For the 11th year in a row, the Payson Roundup was named the best non-daily newspaper in the state by the Arizona Newspapers Association and for the first time, a Roundup reporter won the journalist of the year category.
News Editor Peter Aleshire was named top journalist for the non-daily division alongside Rob O’Dell with the Arizona Daily Star in the dailies division.
Nearly every newspaper in Arizona belongs to the ANA. This year, 54 newspapers entered the Better Newspapers Contents, submitting 1,155 entries.
Beyond winning Newspaper of the Year, the editorial team garnered 24 awards from Saturday’s ceremony at ASU’s Walter Cronkite School of Journalism and Mass Communication in downtown Phoenix.
Regarding the Roundup’s win, Editor Tom Brossart said it belonged to the readers as much as the newspaper and its staff.
“The Roundup enjoys great support and trust from our readers and it is only because our readers allow us, as journalists, to write about you and your events is it possible for the paper to win the highest awards year after year,” he said. “I thank all of the people who let us be a part of their lives this past year year and for all of the help they provided so we can put together a complete newspaper week after week. We have a great staff that works hard each week to produce the best newspaper possible.”
Publisher John Naughton said he was extremely happy with the win and the effort of all staff members.

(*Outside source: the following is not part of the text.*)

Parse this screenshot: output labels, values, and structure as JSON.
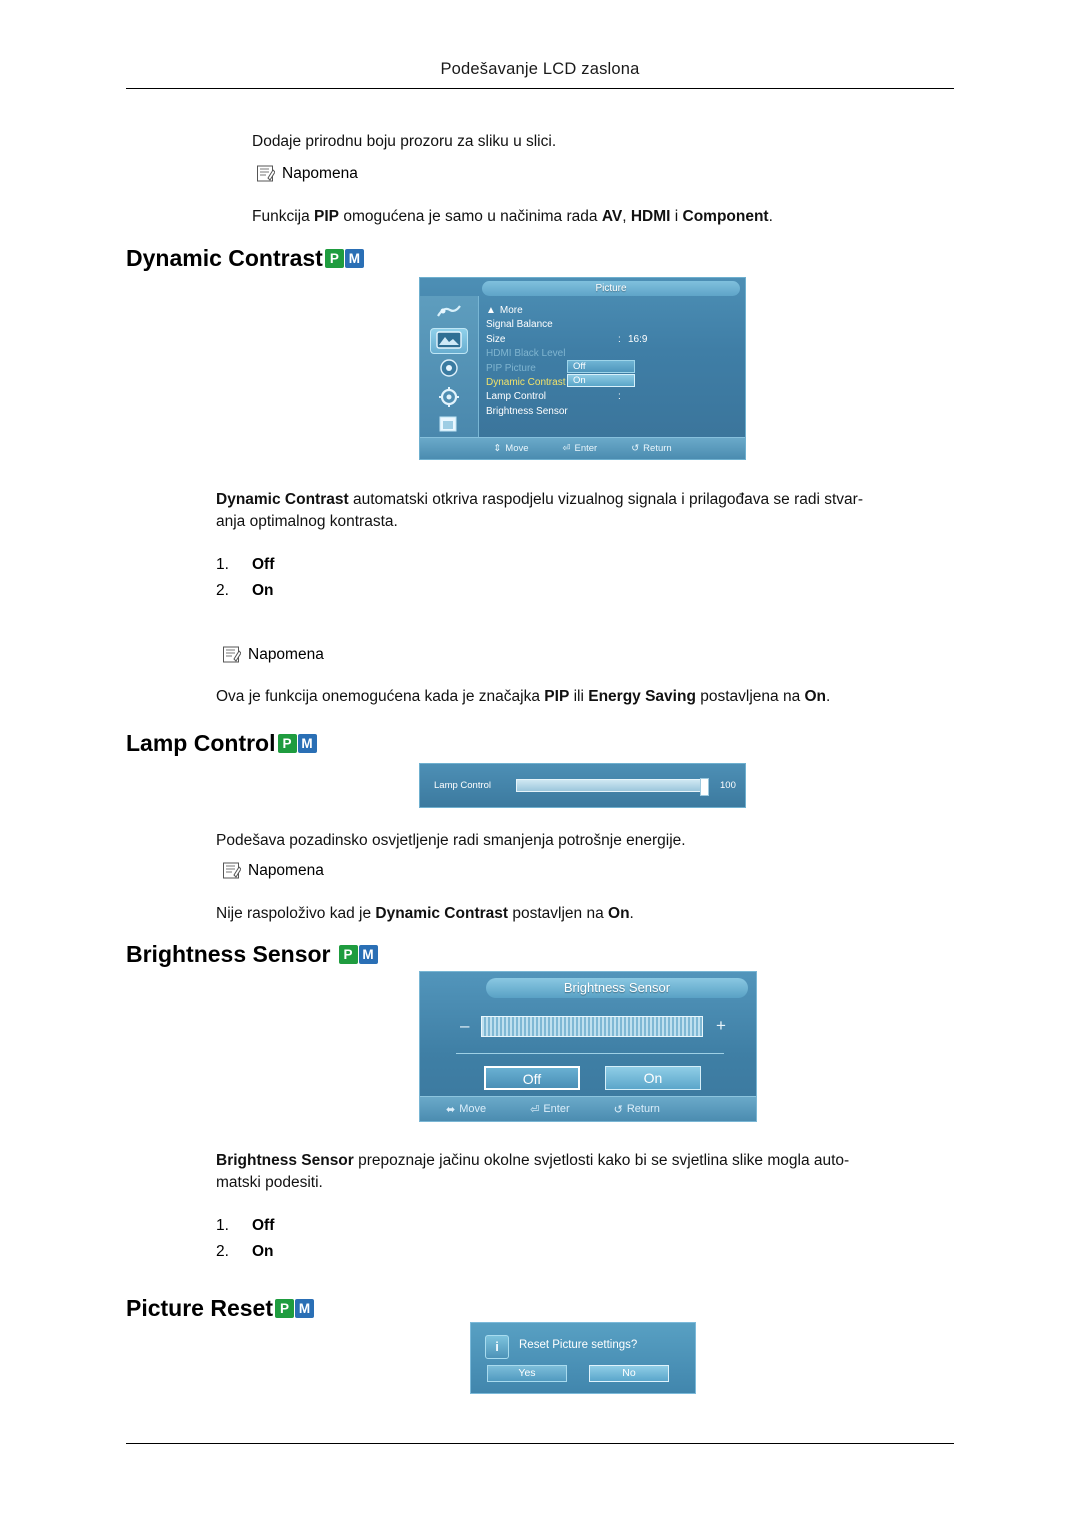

“Without quality journalists, dedicated advertising staff, a production crew second to none, and a consistent press crew and delivery drivers, the Roundup could not have won,” he said. “Everyone deserves accolades for this award because it is a team effort.”
The Roundup won the top award for “general excellence” in its circulation category of 3,500 to 10,000. First-place award categories included departmental news, page design, editorial page, news story, sustained coverage, investigative story, sports column, news feature, enterprise reporting, feature photograph and feature photo layout.
For departmental news and copy editing, one judge commented that the paper was full of news and features relevant to the community, “all in a nicely-packaged product.”
Other general excellence winners included the Arizona Republic and The Sierra Vista Herald in the daily category. In the non-daily, Prescott Valley Tribune came in on top while the Arizona Capitol Times and San Pedro Valley News-Sun tied in the circulation category under 3,500.
The Roundup also won second place for its Web site and overall reporting and news writing, and third for a special section on Julia Randall Elementary School.
Individually, Aleshire won four first-place awards — for best news story for his coverage of the replica Vietnam Wall Memorial coming to Payson in June 2008; for his sustained coverage of the Wall’s impact in the community; for investigative reporting with his “Endangered species” stories; and for enterprise reporting, a story headlined “Russian roulette in Rim Country,” which detailed the risk Rim Country communities face by sitting in some of the nation’s most fire-threatened regions.
Staff writer Alexis Bechman won third place for the news story “Firefighter shocked pinching gas line” and second place for investigative reporting on the accusations Star Valley’s former town manager was given pay increases without the council’s approval. She also won second place in enterprise reporting for an article looking at the high cost of getting arrested for DUI.
Sports writer Max Foster won first place for a sports column on remembering Jim McBurney and second place for another sports column on the YMCA.
Staff writer Suzanne Jacobson won the top news feature award for a story about Luis and Ramona Coppelli, who decided to sail the world together.
In photos, Brossart won two first places. The first award was a feature photograph of two eagles titled “Flyin’ high” and the other for a photo story on wildflowers.
He also won third place for “A second chance,” which illustrated the efforts of the New Hope Equine Rescue facility in Star Valley to save horses headed for the slaughterhouse.
Towle, Brossart and Foster collectively won second place in the photo story category for the “Memorial Wall.”
Photographer Andy Towle won second and third place in the feature photograph category for “Motocross” and “Santa sighting.”
In May, the Roundup’s advertising, design and production staff was awarded four first-place Excellence in Advertising Awards from ANA.
The Roundup won second place overall in advertising, with the White Mountain Independent taking first.
Points earned in advertising were added to the winning entries from editorial contest to determine the Newspaper of the Year.